Nei giorni scorsi hanno lanciato attraverso i loro canali social l’hashtag #noRinvioElezioniCOANapoli. Oggi hanno steso un documento che spiegasse con dovizia di particolari perché l’incandidabilità è un fatto reale. Sono gli avvocati della coalizione “Insieme per l’Avvocatura”, candidati alle elezioni per il rinnovo del prossimo Consiglio dell’Ordine degli Avvocati di Napoli.
Antonio Tafuri, Peppe Napolitano, Dina Cavalli, Maria Giuseppina Chef, Lucio Cricrì, Ilaria Criscuolo, Elena De Rosa, Pasquale Altamura, Luigi Aprea, Giuseppe Camerlingo, Loredana Capocelli, Giovanni Carini, Armando Ceccoli e Gabriele Gava hanno spiegato la loro posizione attraverso una lettera aperta consultabile tra l’altro su Facebook, collegandosi all’indirizzo web https://www.facebook.com/laparolaagliavvocati/posts/1309129719279733.
“Secondo il professor Giovanni Verde – si legge – i Consiglieri che hanno svolto la consiliatura dall’anno 2012 all’anno 2017 avrebbero cessato di svolgere le funzioni di Consigliere formalmente eletto nel 2013 e pertanto, pur avendo espletato nel periodo dal gennaio 2014 all’ottobre 2017 le funzioni consiliari, tale periodo dovrebbe ritenersi come espletato di fatto, non andrebbe computato come ‘mandato svolto’, ma anzi andrebbe calcolato ai fini del decorso del tempo utile per potersi ricandidare”.
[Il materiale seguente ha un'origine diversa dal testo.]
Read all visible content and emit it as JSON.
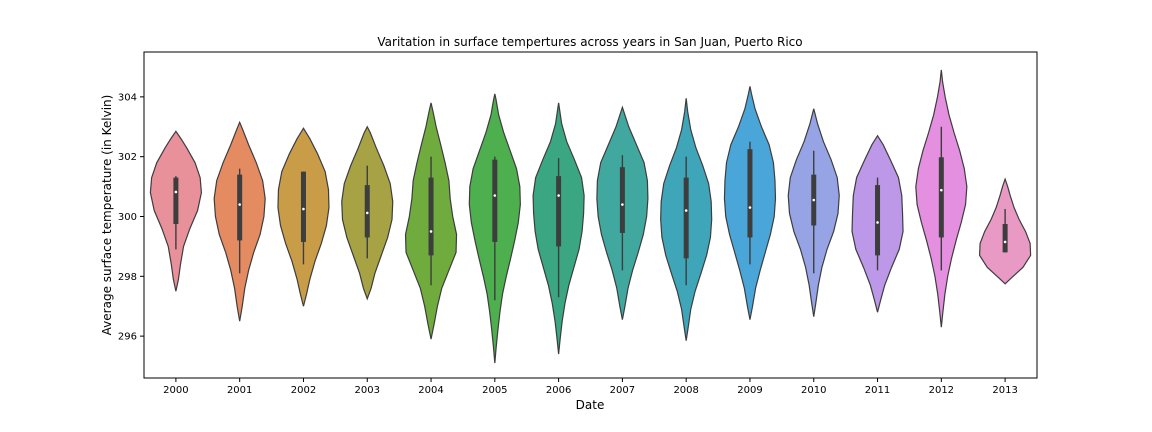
{
  "chart_data": {
    "type": "violin",
    "title": "Varitation in surface tempertures across years in San Juan, Puerto Rico",
    "xlabel": "Date",
    "ylabel": "Average surface temperature (in Kelvin)",
    "ylim": [
      294.6,
      305.5
    ],
    "yticks": [
      296,
      298,
      300,
      302,
      304
    ],
    "grid": false,
    "categories": [
      "2000",
      "2001",
      "2002",
      "2003",
      "2004",
      "2005",
      "2006",
      "2007",
      "2008",
      "2009",
      "2010",
      "2011",
      "2012",
      "2013"
    ],
    "violins": [
      {
        "year": "2000",
        "color": "#e8919a",
        "min": 297.5,
        "max": 302.85,
        "q1": 299.75,
        "median": 300.82,
        "q3": 301.3,
        "whisker_low": 298.9,
        "whisker_high": 301.35,
        "profile": [
          [
            297.5,
            0.0
          ],
          [
            297.9,
            0.1
          ],
          [
            298.4,
            0.18
          ],
          [
            299.0,
            0.3
          ],
          [
            299.6,
            0.55
          ],
          [
            300.2,
            0.85
          ],
          [
            300.8,
            1.0
          ],
          [
            301.3,
            0.95
          ],
          [
            301.8,
            0.75
          ],
          [
            302.3,
            0.42
          ],
          [
            302.6,
            0.2
          ],
          [
            302.85,
            0.0
          ]
        ]
      },
      {
        "year": "2001",
        "color": "#e58b62",
        "min": 296.5,
        "max": 303.15,
        "q1": 299.2,
        "median": 300.4,
        "q3": 301.4,
        "whisker_low": 298.1,
        "whisker_high": 301.6,
        "profile": [
          [
            296.5,
            0.0
          ],
          [
            297.0,
            0.1
          ],
          [
            297.6,
            0.2
          ],
          [
            298.2,
            0.35
          ],
          [
            298.8,
            0.55
          ],
          [
            299.4,
            0.8
          ],
          [
            300.0,
            0.95
          ],
          [
            300.6,
            1.0
          ],
          [
            301.2,
            0.9
          ],
          [
            301.8,
            0.65
          ],
          [
            302.4,
            0.35
          ],
          [
            302.9,
            0.12
          ],
          [
            303.15,
            0.0
          ]
        ]
      },
      {
        "year": "2002",
        "color": "#c99c48",
        "min": 297.0,
        "max": 302.95,
        "q1": 299.15,
        "median": 300.25,
        "q3": 301.5,
        "whisker_low": 298.4,
        "whisker_high": 301.5,
        "profile": [
          [
            297.0,
            0.0
          ],
          [
            297.4,
            0.12
          ],
          [
            297.9,
            0.25
          ],
          [
            298.5,
            0.45
          ],
          [
            299.1,
            0.7
          ],
          [
            299.7,
            0.9
          ],
          [
            300.3,
            1.0
          ],
          [
            300.9,
            0.98
          ],
          [
            301.5,
            0.85
          ],
          [
            302.1,
            0.55
          ],
          [
            302.6,
            0.25
          ],
          [
            302.95,
            0.0
          ]
        ]
      },
      {
        "year": "2003",
        "color": "#a7a243",
        "min": 297.25,
        "max": 303.0,
        "q1": 299.3,
        "median": 300.12,
        "q3": 301.05,
        "whisker_low": 298.6,
        "whisker_high": 301.7,
        "profile": [
          [
            297.25,
            0.0
          ],
          [
            297.6,
            0.15
          ],
          [
            298.1,
            0.3
          ],
          [
            298.7,
            0.55
          ],
          [
            299.3,
            0.8
          ],
          [
            299.9,
            0.97
          ],
          [
            300.5,
            1.0
          ],
          [
            301.1,
            0.9
          ],
          [
            301.7,
            0.65
          ],
          [
            302.3,
            0.35
          ],
          [
            302.8,
            0.12
          ],
          [
            303.0,
            0.0
          ]
        ]
      },
      {
        "year": "2004",
        "color": "#6fab3d",
        "min": 295.9,
        "max": 303.8,
        "q1": 298.7,
        "median": 299.5,
        "q3": 301.3,
        "whisker_low": 297.7,
        "whisker_high": 302.0,
        "profile": [
          [
            295.9,
            0.0
          ],
          [
            296.4,
            0.12
          ],
          [
            297.0,
            0.25
          ],
          [
            297.6,
            0.42
          ],
          [
            298.2,
            0.7
          ],
          [
            298.8,
            0.98
          ],
          [
            299.4,
            1.0
          ],
          [
            300.0,
            0.85
          ],
          [
            300.6,
            0.75
          ],
          [
            301.2,
            0.7
          ],
          [
            301.8,
            0.55
          ],
          [
            302.4,
            0.38
          ],
          [
            303.0,
            0.2
          ],
          [
            303.5,
            0.08
          ],
          [
            303.8,
            0.0
          ]
        ]
      },
      {
        "year": "2005",
        "color": "#4daf4d",
        "min": 295.1,
        "max": 304.1,
        "q1": 299.15,
        "median": 300.7,
        "q3": 301.9,
        "whisker_low": 297.2,
        "whisker_high": 302.0,
        "profile": [
          [
            295.1,
            0.0
          ],
          [
            295.6,
            0.05
          ],
          [
            296.2,
            0.12
          ],
          [
            296.8,
            0.2
          ],
          [
            297.4,
            0.3
          ],
          [
            298.0,
            0.45
          ],
          [
            298.6,
            0.62
          ],
          [
            299.2,
            0.78
          ],
          [
            299.8,
            0.92
          ],
          [
            300.4,
            1.0
          ],
          [
            301.0,
            0.98
          ],
          [
            301.6,
            0.85
          ],
          [
            302.2,
            0.6
          ],
          [
            302.8,
            0.35
          ],
          [
            303.4,
            0.15
          ],
          [
            303.9,
            0.05
          ],
          [
            304.1,
            0.0
          ]
        ]
      },
      {
        "year": "2006",
        "color": "#3aa682",
        "min": 295.4,
        "max": 303.8,
        "q1": 299.0,
        "median": 300.7,
        "q3": 301.35,
        "whisker_low": 297.3,
        "whisker_high": 301.95,
        "profile": [
          [
            295.4,
            0.0
          ],
          [
            295.9,
            0.06
          ],
          [
            296.5,
            0.14
          ],
          [
            297.1,
            0.25
          ],
          [
            297.7,
            0.4
          ],
          [
            298.3,
            0.6
          ],
          [
            298.9,
            0.8
          ],
          [
            299.5,
            0.92
          ],
          [
            300.1,
            0.98
          ],
          [
            300.7,
            1.0
          ],
          [
            301.3,
            0.9
          ],
          [
            301.9,
            0.62
          ],
          [
            302.5,
            0.32
          ],
          [
            303.1,
            0.12
          ],
          [
            303.8,
            0.0
          ]
        ]
      },
      {
        "year": "2007",
        "color": "#41a8a0",
        "min": 296.55,
        "max": 303.65,
        "q1": 299.45,
        "median": 300.4,
        "q3": 301.65,
        "whisker_low": 298.2,
        "whisker_high": 302.05,
        "profile": [
          [
            296.55,
            0.0
          ],
          [
            297.0,
            0.1
          ],
          [
            297.6,
            0.22
          ],
          [
            298.2,
            0.4
          ],
          [
            298.8,
            0.62
          ],
          [
            299.4,
            0.82
          ],
          [
            300.0,
            0.95
          ],
          [
            300.6,
            1.0
          ],
          [
            301.2,
            0.98
          ],
          [
            301.8,
            0.85
          ],
          [
            302.4,
            0.55
          ],
          [
            303.0,
            0.25
          ],
          [
            303.65,
            0.0
          ]
        ]
      },
      {
        "year": "2008",
        "color": "#3fa6ba",
        "min": 295.85,
        "max": 303.95,
        "q1": 298.6,
        "median": 300.2,
        "q3": 301.3,
        "whisker_low": 297.7,
        "whisker_high": 302.0,
        "profile": [
          [
            295.85,
            0.0
          ],
          [
            296.3,
            0.08
          ],
          [
            296.9,
            0.18
          ],
          [
            297.5,
            0.35
          ],
          [
            298.1,
            0.58
          ],
          [
            298.7,
            0.8
          ],
          [
            299.3,
            0.95
          ],
          [
            299.9,
            1.0
          ],
          [
            300.5,
            0.98
          ],
          [
            301.1,
            0.88
          ],
          [
            301.7,
            0.65
          ],
          [
            302.3,
            0.38
          ],
          [
            302.9,
            0.18
          ],
          [
            303.5,
            0.06
          ],
          [
            303.95,
            0.0
          ]
        ]
      },
      {
        "year": "2009",
        "color": "#4aa6d9",
        "min": 296.55,
        "max": 304.35,
        "q1": 299.3,
        "median": 300.3,
        "q3": 302.25,
        "whisker_low": 298.4,
        "whisker_high": 302.5,
        "profile": [
          [
            296.55,
            0.0
          ],
          [
            297.0,
            0.1
          ],
          [
            297.6,
            0.22
          ],
          [
            298.2,
            0.4
          ],
          [
            298.8,
            0.6
          ],
          [
            299.4,
            0.8
          ],
          [
            300.0,
            0.95
          ],
          [
            300.6,
            1.0
          ],
          [
            301.2,
            0.98
          ],
          [
            301.8,
            0.92
          ],
          [
            302.4,
            0.75
          ],
          [
            303.0,
            0.45
          ],
          [
            303.6,
            0.2
          ],
          [
            304.1,
            0.06
          ],
          [
            304.35,
            0.0
          ]
        ]
      },
      {
        "year": "2010",
        "color": "#96a4e6",
        "min": 296.65,
        "max": 303.6,
        "q1": 299.7,
        "median": 300.55,
        "q3": 301.4,
        "whisker_low": 298.1,
        "whisker_high": 302.2,
        "profile": [
          [
            296.65,
            0.0
          ],
          [
            297.1,
            0.08
          ],
          [
            297.7,
            0.18
          ],
          [
            298.3,
            0.32
          ],
          [
            298.9,
            0.52
          ],
          [
            299.5,
            0.78
          ],
          [
            300.1,
            0.95
          ],
          [
            300.7,
            1.0
          ],
          [
            301.3,
            0.92
          ],
          [
            301.9,
            0.68
          ],
          [
            302.5,
            0.38
          ],
          [
            303.1,
            0.15
          ],
          [
            303.6,
            0.0
          ]
        ]
      },
      {
        "year": "2011",
        "color": "#bd97e8",
        "min": 296.8,
        "max": 302.7,
        "q1": 298.7,
        "median": 299.8,
        "q3": 301.05,
        "whisker_low": 298.2,
        "whisker_high": 301.3,
        "profile": [
          [
            296.8,
            0.0
          ],
          [
            297.2,
            0.12
          ],
          [
            297.7,
            0.28
          ],
          [
            298.3,
            0.55
          ],
          [
            298.9,
            0.85
          ],
          [
            299.5,
            1.0
          ],
          [
            300.1,
            0.98
          ],
          [
            300.7,
            0.95
          ],
          [
            301.3,
            0.82
          ],
          [
            301.9,
            0.5
          ],
          [
            302.4,
            0.22
          ],
          [
            302.7,
            0.0
          ]
        ]
      },
      {
        "year": "2012",
        "color": "#e58fe0",
        "min": 296.3,
        "max": 304.9,
        "q1": 299.3,
        "median": 300.88,
        "q3": 301.98,
        "whisker_low": 298.2,
        "whisker_high": 303.0,
        "profile": [
          [
            296.3,
            0.0
          ],
          [
            296.8,
            0.06
          ],
          [
            297.4,
            0.14
          ],
          [
            298.0,
            0.25
          ],
          [
            298.6,
            0.4
          ],
          [
            299.2,
            0.58
          ],
          [
            299.8,
            0.78
          ],
          [
            300.4,
            0.95
          ],
          [
            301.0,
            1.0
          ],
          [
            301.6,
            0.9
          ],
          [
            302.2,
            0.72
          ],
          [
            302.8,
            0.5
          ],
          [
            303.4,
            0.3
          ],
          [
            304.0,
            0.15
          ],
          [
            304.5,
            0.05
          ],
          [
            304.9,
            0.0
          ]
        ]
      },
      {
        "year": "2013",
        "color": "#e99ac4",
        "min": 297.75,
        "max": 301.25,
        "q1": 298.8,
        "median": 299.15,
        "q3": 299.75,
        "whisker_low": 298.8,
        "whisker_high": 300.25,
        "profile": [
          [
            297.75,
            0.0
          ],
          [
            297.95,
            0.25
          ],
          [
            298.3,
            0.7
          ],
          [
            298.7,
            1.0
          ],
          [
            299.1,
            0.98
          ],
          [
            299.5,
            0.8
          ],
          [
            299.9,
            0.55
          ],
          [
            300.3,
            0.35
          ],
          [
            300.7,
            0.2
          ],
          [
            301.0,
            0.1
          ],
          [
            301.25,
            0.0
          ]
        ]
      }
    ]
  }
}
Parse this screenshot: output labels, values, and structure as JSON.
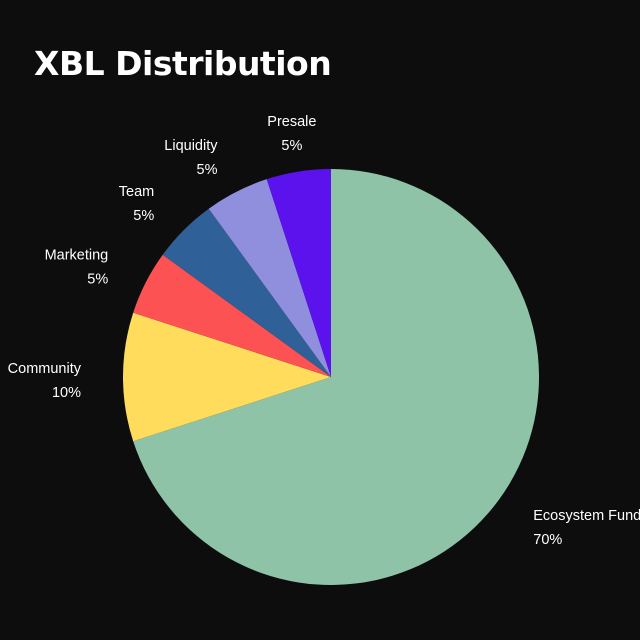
{
  "chart_data": {
    "type": "pie",
    "title": "XBL Distribution",
    "start_angle_deg": 0,
    "direction": "clockwise",
    "slices": [
      {
        "label": "Ecosystem Fund",
        "value": 70,
        "value_label": "70%",
        "color": "#8fc3a7"
      },
      {
        "label": "Community",
        "value": 10,
        "value_label": "10%",
        "color": "#ffdc5b"
      },
      {
        "label": "Marketing",
        "value": 5,
        "value_label": "5%",
        "color": "#fc5253"
      },
      {
        "label": "Team",
        "value": 5,
        "value_label": "5%",
        "color": "#2f6097"
      },
      {
        "label": "Liquidity",
        "value": 5,
        "value_label": "5%",
        "color": "#8f8fde"
      },
      {
        "label": "Presale",
        "value": 5,
        "value_label": "5%",
        "color": "#5b12ec"
      }
    ],
    "legend": "none"
  }
}
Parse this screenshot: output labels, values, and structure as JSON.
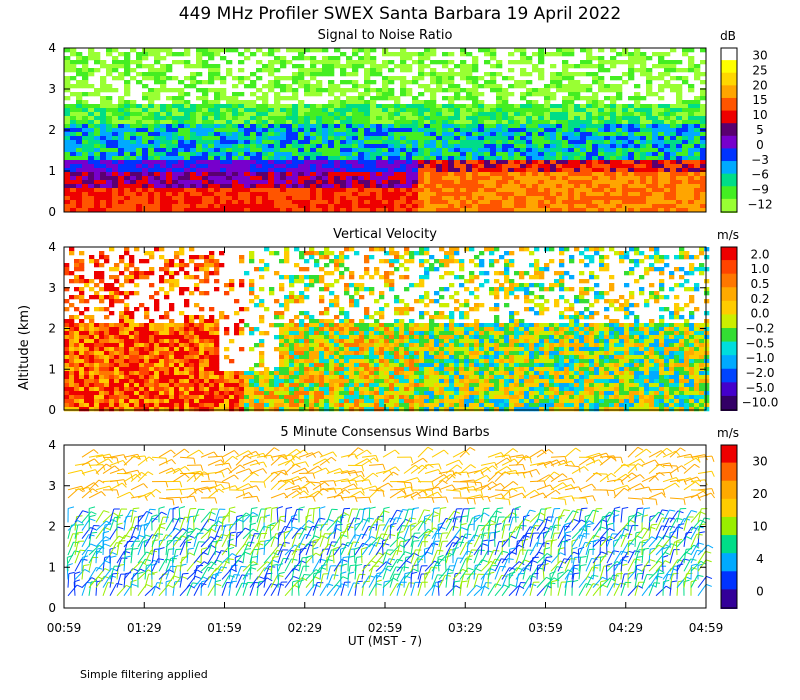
{
  "header": {
    "title": "449 MHz Profiler SWEX Santa Barbara 19 April 2022"
  },
  "axes": {
    "ylabel": "Altitude (km)",
    "xlabel": "UT  (MST - 7)"
  },
  "footnote": "Simple filtering applied",
  "chart_data": [
    {
      "type": "heatmap",
      "title": "Signal to Noise Ratio",
      "unit": "dB",
      "x_ticks": [
        "00:59",
        "01:29",
        "01:59",
        "02:29",
        "02:59",
        "03:29",
        "03:59",
        "04:29",
        "04:59"
      ],
      "y_ticks": [
        "0",
        "1",
        "2",
        "3",
        "4"
      ],
      "ylim": [
        0,
        4
      ],
      "colorbar": {
        "labels": [
          "30",
          "25",
          "20",
          "15",
          "10",
          "5",
          "0",
          "−3",
          "−6",
          "−9",
          "−12"
        ],
        "colors": [
          "#ffffff",
          "#ffff00",
          "#ffd700",
          "#ffa500",
          "#ff5500",
          "#ee0000",
          "#5a0070",
          "#7700cc",
          "#0033ff",
          "#00aaff",
          "#00dd88",
          "#44ee22",
          "#99ff33"
        ]
      }
    },
    {
      "type": "heatmap",
      "title": "Vertical Velocity",
      "unit": "m/s",
      "x_ticks": [
        "00:59",
        "01:29",
        "01:59",
        "02:29",
        "02:59",
        "03:29",
        "03:59",
        "04:29",
        "04:59"
      ],
      "y_ticks": [
        "0",
        "1",
        "2",
        "3",
        "4"
      ],
      "ylim": [
        0,
        4
      ],
      "colorbar": {
        "labels": [
          "2.0",
          "1.0",
          "0.5",
          "0.2",
          "0.0",
          "−0.2",
          "−0.5",
          "−1.0",
          "−2.0",
          "−5.0",
          "−10.0"
        ],
        "colors": [
          "#ee0000",
          "#ff4400",
          "#ff7700",
          "#ffaa00",
          "#ffcc00",
          "#ccee00",
          "#33dd33",
          "#00dddd",
          "#00aaff",
          "#0044ff",
          "#4400cc",
          "#330066"
        ]
      }
    },
    {
      "type": "wind_barbs",
      "title": "5 Minute Consensus Wind Barbs",
      "unit": "m/s",
      "x_ticks": [
        "00:59",
        "01:29",
        "01:59",
        "02:29",
        "02:59",
        "03:29",
        "03:59",
        "04:29",
        "04:59"
      ],
      "y_ticks": [
        "0",
        "1",
        "2",
        "3",
        "4"
      ],
      "ylim": [
        0,
        4
      ],
      "colorbar": {
        "labels": [
          "30",
          "20",
          "10",
          "4",
          "0"
        ],
        "colors": [
          "#ee0000",
          "#ff6600",
          "#ffaa00",
          "#ffcc00",
          "#99ee00",
          "#00dd88",
          "#00aaff",
          "#0033ff",
          "#330099"
        ]
      }
    }
  ]
}
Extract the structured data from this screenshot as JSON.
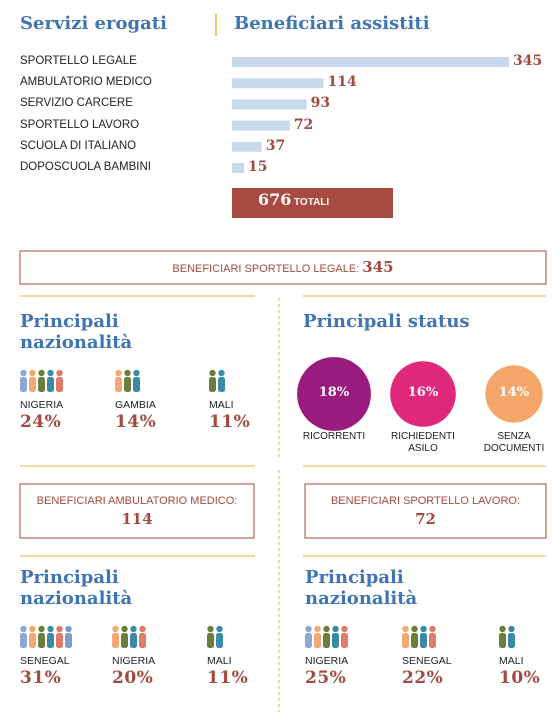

“La tesi – afferma la coalizione – oltre ad essere smentita in diritto, pare appartenere a quel cosiddetto diritto creativo che qualche volta rasenta la fantasia”.
Non solo perché le date sono sballate (i Consiglieri eletti nel 2012 hanno avuto pieno mandato fino al 31/12/2014 e non fino al 2013, ricordano i candidati), ma perché, citando la disciplina transitoria, Insieme per l’Avvocatura ritiene che “i commi 1° e 2° dell’art. 17 della legge 113/17, infatti, riconoscono la legittimità istituzionale ai consigli che hanno operato di fatto, al punto di incaricarli dell’indizione delle successive elezioni; il 4° comma, in coerenza e per ulteriore stabilizzazione delle situazioni giuridiche coinvolte, sana gli atti nel tempo adottati dai detti consigli”.
“Il comma 4 – aggiungono gli avvocati – dell’art.17 richiamato, tra l’altro, recita testualmente: Restano comunque salvi gli atti compiuti dai consigli rimasti in carica, rendendo così, in ogni caso, di diritto anche l’attività straordinaria svolta dai Consiglieri”.
Il nuovo regime di eleggibilità ai COA ha l’obiettivo d’impedire “Un’eccessiva permanenza nell’ufficio consiliare, al fine di evitare il consolidarsi di posizioni personali a discapito del ricambio nel personale, universale valore per le cariche elettive, le quali si giovano del rinnovarsi delle rappresentanze e così ad un tempo delle esperienze e degli apporti culturali, evitando aggiuntivamente i rischi d’incrinature personalistiche nell’attività istituzionale”.
Proprio per questo, secondo gli avvocati di Insieme per l’Avvocatura, è “del tutto irrilevante che l’esercizio dell’attività di Consigliere sia stata svolta nel rispetto dei tempi voluti dalla legge ovvero abbia proseguito anche in violazione di essi. Perchè anzi, l’aver esercitato la funzione al di là di quanto sarebbe stato consentito, si presenta come disvalore agli occhi di una normativa che intende proprio raggiungere l’obiettivo d’impedire il radicarsi di posizioni personalistiche nell’ufficio”.
“In conclusione – chiudono gli avvocati – deve ritenersi priva di base giuridica la tesi che vorrebbe porre nell’irrilevante giuridico un periodo di attività consiliare che, non solo ha prodotto plurimi e definitivi rapporti giuridici, ma che è stata anche formalmente riconosciuta dall’ordinamento, il quale ne ha quindi attestato i suoi fini, l’utilità e la formale validità dei consigli e degli atti compiuti dai consiglieri rimasti in carica”.